Nutrition is a topic that is vitally important, yet it creates a lot of confusion. Even people dedicated to fitness and wellness have widely varying positions on what to eat, when to eat it, and what happens when you do. This is especially prevalent in the gym “community” and all manner of diet programs materialize to point people in certain directions, and perhaps no topic is more frequently debated than post-workout nutrition.
For the evidence-minded, there is some information out there and I captured some of the pertinent stuff here.
On glycogen replenishment
Three sets to failure (using a 12 rep max intensity) produced only a 26% reduction of glycogen stores in the muscle.
Post-training carb ingestion evidence is supported, but only in tests conducted with endurance events like a 2-hour bout of cycling.
Potential exists for the same benefit for multiple sessions of resistance training in the same day, but otherwise the urgency of post-training glycogen is greatly diminished.
Moderate volume/high intensity weight training has been shown to deplete muscle glycogen by only 36-39%.
Even in the event of complete glycogen depletion, a rare event in weight training scenarios, no difference was noted between immediate consumption of high glycemic carb meals and a 2-hour wait to begin consumption. A study which added 165 grams of fat to post-training meals to remove any theoretical benefit of high-glycemic carb ingestion produced no difference in glycogen muscle content 24 hours post training.
On muscle protein breakdown
Research has consistently shown that with elevated plasma amino acids the effect of insulin elevation on net muscle protein balance plateaus at roughly 3-4 times the fasting level. This is easily accomplished with a mixed meal.
A 45-gram dose of whey protein isolate takes 50 minutes to spike blood amino acid levels. Insulin peaked 40 minutes after ingestion & remained elevated to the level needed to maximize net muscle protein balance for 2 hours.
The recommendation for lifters to spike insulin post-exercise is somewhat trivial.
On protein synthesis
Evidence supporting an immediate consumption of post-training protein for maximizing protein synthesis is lacking. One study showed a 3-fold increase in protein synthesis immediately post-exercise vs 12% when delaying consumption, however the exercise was long, moderate aerobic work. Every other study is contradictory and even the ones showing a positive effect on weight-training exercise were conducted on untrained individuals.
Numerous studies have been done using pre and post training supplementation, mostly with untrained and elderly males. Results vary from dramatic increases in lean muscle mass to no significant difference. The one significant study done with well-trained young males, consuming a 42 Gram protein shake (low carb) before and after training resulted in no difference in muscle mass or total body mass after 10 weeks of progressive training using a 4-day split.
Evidence is lacking for the existence of an “anabolic window” of opportunity for nutrient timing around training. In the case of fasted training in the morning, it makes sense to immediately consume a protein supplement after training. This also holds true if it’s been 3-4 hours since the last meal.
In the case of non-fasted training, studies suggest consuming 20 grams of whey protein immediately before training elevates muscle amino acid uptake for up to 3 hours, making post-training protein redundant. No difference is noted whether protein is consumed immediately post-training or 1-2 hours later.

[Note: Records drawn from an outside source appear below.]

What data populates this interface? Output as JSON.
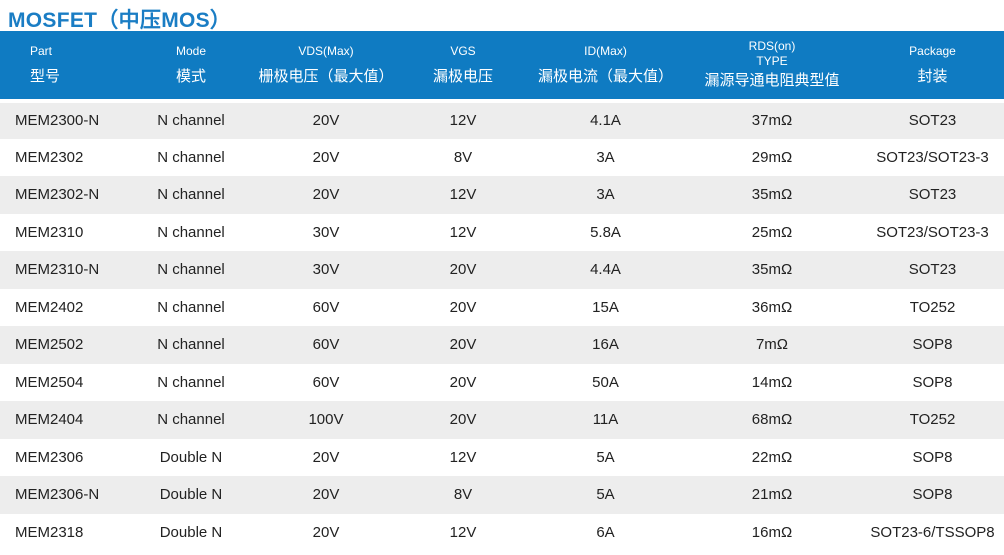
{
  "title": "MOSFET（中压MOS）",
  "headers": [
    {
      "en": "Part",
      "zh": "型号"
    },
    {
      "en": "Mode",
      "zh": "模式"
    },
    {
      "en": "VDS(Max)",
      "zh": "栅极电压（最大值）"
    },
    {
      "en": "VGS",
      "zh": "漏极电压"
    },
    {
      "en": "ID(Max)",
      "zh": "漏极电流（最大值）"
    },
    {
      "en": "RDS(on)",
      "en2": "TYPE",
      "zh": "漏源导通电阻典型值"
    },
    {
      "en": "Package",
      "zh": "封装"
    }
  ],
  "rows": [
    [
      "MEM2300-N",
      "N channel",
      "20V",
      "12V",
      "4.1A",
      "37mΩ",
      "SOT23"
    ],
    [
      "MEM2302",
      "N channel",
      "20V",
      "8V",
      "3A",
      "29mΩ",
      "SOT23/SOT23-3"
    ],
    [
      "MEM2302-N",
      "N channel",
      "20V",
      "12V",
      "3A",
      "35mΩ",
      "SOT23"
    ],
    [
      "MEM2310",
      "N channel",
      "30V",
      "12V",
      "5.8A",
      "25mΩ",
      "SOT23/SOT23-3"
    ],
    [
      "MEM2310-N",
      "N channel",
      "30V",
      "20V",
      "4.4A",
      "35mΩ",
      "SOT23"
    ],
    [
      "MEM2402",
      "N channel",
      "60V",
      "20V",
      "15A",
      "36mΩ",
      "TO252"
    ],
    [
      "MEM2502",
      "N channel",
      "60V",
      "20V",
      "16A",
      "7mΩ",
      "SOP8"
    ],
    [
      "MEM2504",
      "N channel",
      "60V",
      "20V",
      "50A",
      "14mΩ",
      "SOP8"
    ],
    [
      "MEM2404",
      "N channel",
      "100V",
      "20V",
      "11A",
      "68mΩ",
      "TO252"
    ],
    [
      "MEM2306",
      "Double N",
      "20V",
      "12V",
      "5A",
      "22mΩ",
      "SOP8"
    ],
    [
      "MEM2306-N",
      "Double N",
      "20V",
      "8V",
      "5A",
      "21mΩ",
      "SOP8"
    ],
    [
      "MEM2318",
      "Double N",
      "20V",
      "12V",
      "6A",
      "16mΩ",
      "SOT23-6/TSSOP8"
    ]
  ]
}
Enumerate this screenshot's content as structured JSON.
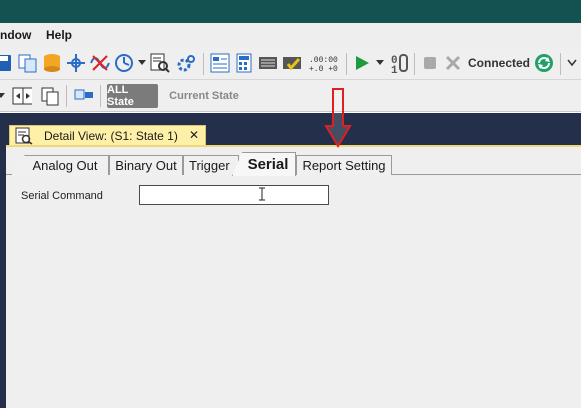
{
  "menubar": {
    "items": [
      {
        "label": "ndow"
      },
      {
        "label": "Help"
      }
    ]
  },
  "toolbar": {
    "connection_status": "Connected",
    "icons": [
      "save-icon",
      "copy-icon",
      "database-icon",
      "network-icon",
      "wave-cross-icon",
      "clock-dial-icon",
      "dropdown-arrow-icon",
      "search-report-icon",
      "settings-gear-icon",
      "settings-grid-icon",
      "calculator-icon",
      "memory-icon",
      "checklist-icon",
      "timer-digits-icon",
      "play-icon",
      "dropdown-arrow-icon",
      "binary-icon",
      "stop-icon",
      "cancel-icon",
      "refresh-icon"
    ]
  },
  "state_toolbar": {
    "all_state_label": "ALL State",
    "current_state_label": "Current State"
  },
  "detail_view": {
    "tab_title": "Detail View: (S1: State 1)",
    "close_label": "✕",
    "tabs": [
      {
        "label": "Analog Out"
      },
      {
        "label": "Binary Out"
      },
      {
        "label": "Trigger"
      },
      {
        "label": "Serial"
      },
      {
        "label": "Report Setting"
      }
    ],
    "active_tab": "Serial",
    "serial_command": {
      "label": "Serial Command",
      "value": ""
    }
  },
  "colors": {
    "title_bar": "#135250",
    "navy_background": "#24304b",
    "doc_tab": "#fff0a8",
    "arrow_red": "#e02020",
    "connected_green": "#22a06b"
  }
}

High quality protein at a rate of .18-.23 g per lb of lean body mass pre and post training is a fairly foolproof general guideline for maximizing acute anabolic effects. Additionally, pre and post training meals shouldn’t be separated by more than about 3-4 hours.

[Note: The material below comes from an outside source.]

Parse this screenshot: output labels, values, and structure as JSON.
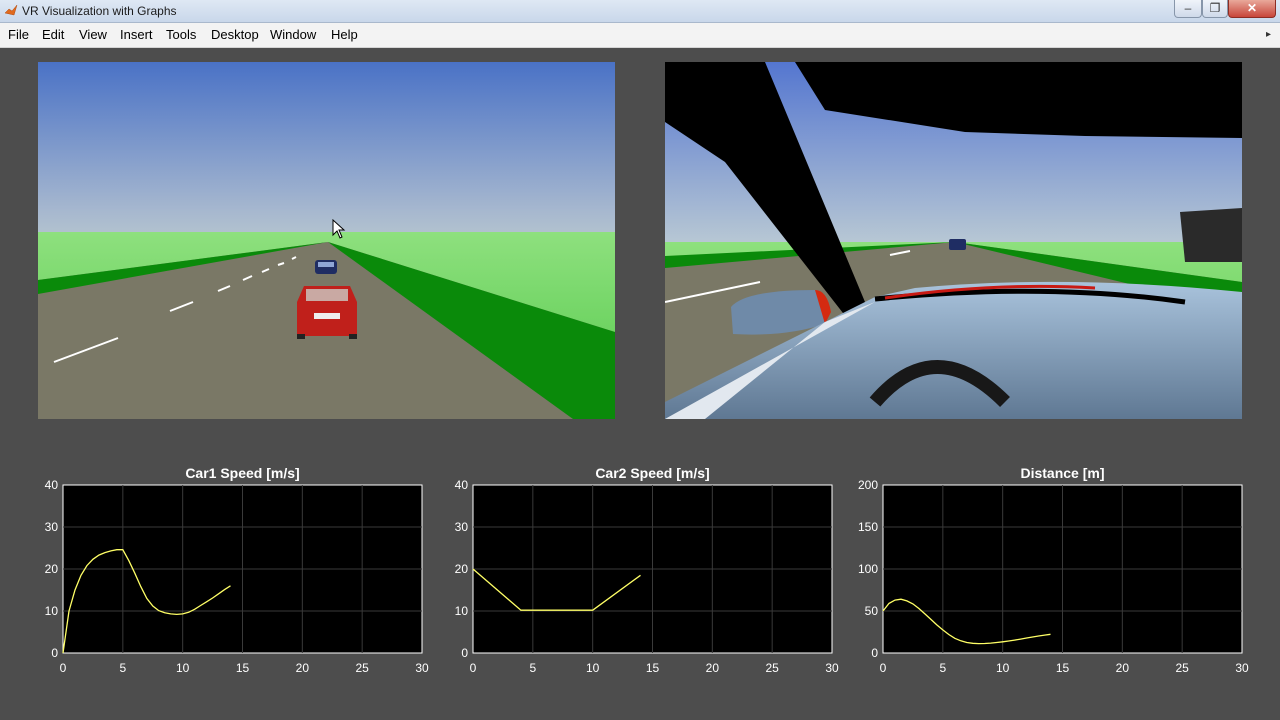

Carbohydrate consumption pre and post training is a gray area lacking any cohesive data. For weight training vs. endurance activity, the recommendation to add carbohydrate shows no benefit. Two studies have shown no impact from adding carbohydrate to a casein hydrolysate supplement. In one study, adding 50 grams of maltodextrin to a 25-gram whey supplement post-training did not improve muscle protein balance compared to the whey protein alone.